NATO has concluded the second 2026 iteration of Neptune Strike, its maritime-led enhanced vigilance activity aimed at strengthening allied deterrence, readiness and multi-domain integration.
The activity began on 27 April and concluded on 5 May, bringing together allied units across maritime, air, land and other operational domains. The exercise was led by Naval Striking and Support Forces NATO and focused on the Alliance’s ability to integrate advanced maritime strike capabilities in a demanding security environment.
The conclusion of the second iteration was confirmed in an official NATO command update, which said the activity had demonstrated the Alliance’s ability to coordinate high-end forces and maintain vigilance across multiple areas of responsibility.
Neptune Strike is not a conventional training event in the narrow sense. It is part of NATO’s enhanced vigilance activity framework, which is intended to demonstrate that allied forces can operate together at short notice and across different theatres. The activity places particular emphasis on maritime strike groups, amphibious forces, air power and land-based units operating as part of a wider allied command structure.
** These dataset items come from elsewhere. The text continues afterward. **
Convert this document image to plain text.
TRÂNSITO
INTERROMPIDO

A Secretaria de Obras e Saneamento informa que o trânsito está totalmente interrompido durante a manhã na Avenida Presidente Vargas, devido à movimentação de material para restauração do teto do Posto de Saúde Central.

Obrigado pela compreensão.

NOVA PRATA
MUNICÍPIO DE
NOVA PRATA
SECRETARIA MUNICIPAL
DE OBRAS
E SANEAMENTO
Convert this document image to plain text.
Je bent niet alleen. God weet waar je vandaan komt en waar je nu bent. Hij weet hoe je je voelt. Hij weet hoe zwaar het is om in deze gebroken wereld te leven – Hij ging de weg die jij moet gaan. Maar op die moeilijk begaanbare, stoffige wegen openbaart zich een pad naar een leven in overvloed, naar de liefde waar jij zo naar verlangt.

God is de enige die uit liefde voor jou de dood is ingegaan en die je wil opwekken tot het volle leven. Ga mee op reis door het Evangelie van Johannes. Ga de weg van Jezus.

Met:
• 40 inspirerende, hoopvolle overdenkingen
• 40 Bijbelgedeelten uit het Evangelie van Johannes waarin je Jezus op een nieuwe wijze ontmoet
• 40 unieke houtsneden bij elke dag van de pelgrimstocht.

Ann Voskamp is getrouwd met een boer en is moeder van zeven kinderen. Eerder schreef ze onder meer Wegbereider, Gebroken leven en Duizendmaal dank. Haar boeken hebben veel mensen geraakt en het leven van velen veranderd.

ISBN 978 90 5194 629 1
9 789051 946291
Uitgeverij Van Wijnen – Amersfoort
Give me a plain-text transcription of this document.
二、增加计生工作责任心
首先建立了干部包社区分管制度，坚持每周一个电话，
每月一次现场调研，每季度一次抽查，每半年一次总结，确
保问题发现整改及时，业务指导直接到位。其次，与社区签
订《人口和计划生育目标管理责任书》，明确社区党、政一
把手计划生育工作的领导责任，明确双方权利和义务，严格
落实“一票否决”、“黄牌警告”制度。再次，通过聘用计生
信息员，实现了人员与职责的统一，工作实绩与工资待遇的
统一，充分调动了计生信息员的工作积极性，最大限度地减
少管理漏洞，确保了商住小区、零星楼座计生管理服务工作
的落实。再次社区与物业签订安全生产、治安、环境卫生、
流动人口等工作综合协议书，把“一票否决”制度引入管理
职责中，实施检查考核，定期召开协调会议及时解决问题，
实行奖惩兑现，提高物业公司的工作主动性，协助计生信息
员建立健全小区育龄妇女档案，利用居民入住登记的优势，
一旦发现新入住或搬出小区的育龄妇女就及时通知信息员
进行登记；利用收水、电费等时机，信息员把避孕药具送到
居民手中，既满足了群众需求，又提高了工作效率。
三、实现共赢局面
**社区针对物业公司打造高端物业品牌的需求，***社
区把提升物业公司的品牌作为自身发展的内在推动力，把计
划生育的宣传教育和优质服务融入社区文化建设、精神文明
The second iteration of Neptune Strike 2026 was centred on carrier strike groups and amphibious strike groups, supported by land-based units. NATO said the activity showed the Alliance’s ability to combine strike capabilities from sea, air and land while maintaining coordination through its standing command arrangements.
The operational significance lies in the integration of forces rather than the movement of individual assets. Carrier and amphibious groups are complex instruments that require air defence, logistics, intelligence, communications, command-and-control, and coordination with land-based forces. Exercises such as Neptune Strike are designed to test whether those elements can be brought together in a credible and timely manner.
For the Alliance, that matters because maritime power is central to deterrence in Europe’s current security environment. NATO’s sea lines of communication, reinforcement routes, ports, undersea infrastructure and maritime approaches all have strategic value. The ability to project force from the sea, protect allied territory, and support wider operations is therefore a core element of allied defence planning.
The 2026 iteration also reflects NATO’s continuing emphasis on readiness after the shift in European security caused by Russia’s full-scale invasion of Ukraine. While Neptune Strike is not directed at a single scenario in public NATO language, its purpose is linked to the wider requirement to show that allied forces can respond to threats across several domains and regions.
The maritime dimension is especially relevant. European security discussions often focus on land warfare, air defence and ammunition production, but NATO’s maritime posture remains essential to reinforcement, deterrence and resilience. The Mediterranean, the North Atlantic, the Baltic Sea and the Arctic all present different operational challenges, and NATO’s command structure must be able to coordinate forces across those environments.
The second Neptune Strike activity followed an earlier 2026 iteration, also conducted under NATO’s enhanced vigilance framework. Together, the iterations suggest a deliberate pattern: repeated allied activity designed to sustain presence, test command arrangements and demonstrate operational credibility over time rather than through one-off deployments.
A previous NATO update stated that the second iteration would run from 27 to 30 April. The later conclusion notice confirmed that the activity continued through 5 May. That extension is relevant because it indicates a broader period of allied activity than initially described in the earlier public notice.
For defence planners, the key issue is whether exercises such as Neptune Strike translate into sustained operational readiness. High-end maritime integration is resource-intensive and depends on available ships, aircraft, munitions, logistics, trained personnel and functioning command networks. Demonstrating those capabilities in an organised activity is useful, but sustaining them across a prolonged crisis would require depth in force structure and industrial support.
Neptune Strike also has a signalling function. Publicly announcing the conclusion of the activity allows NATO to show that allied forces are active, coordinated and able to operate at scale. That message is aimed at allied publics, partner countries and potential adversaries. It is also relevant for internal NATO cohesion, as it demonstrates that national capabilities can be placed into an allied framework under operational command.
The latest activity therefore carries both military and political weight. Militarily, it tests integration across domains and forces. Politically, it reinforces the message that NATO is maintaining vigilance and readiness during a period of heightened European security risk.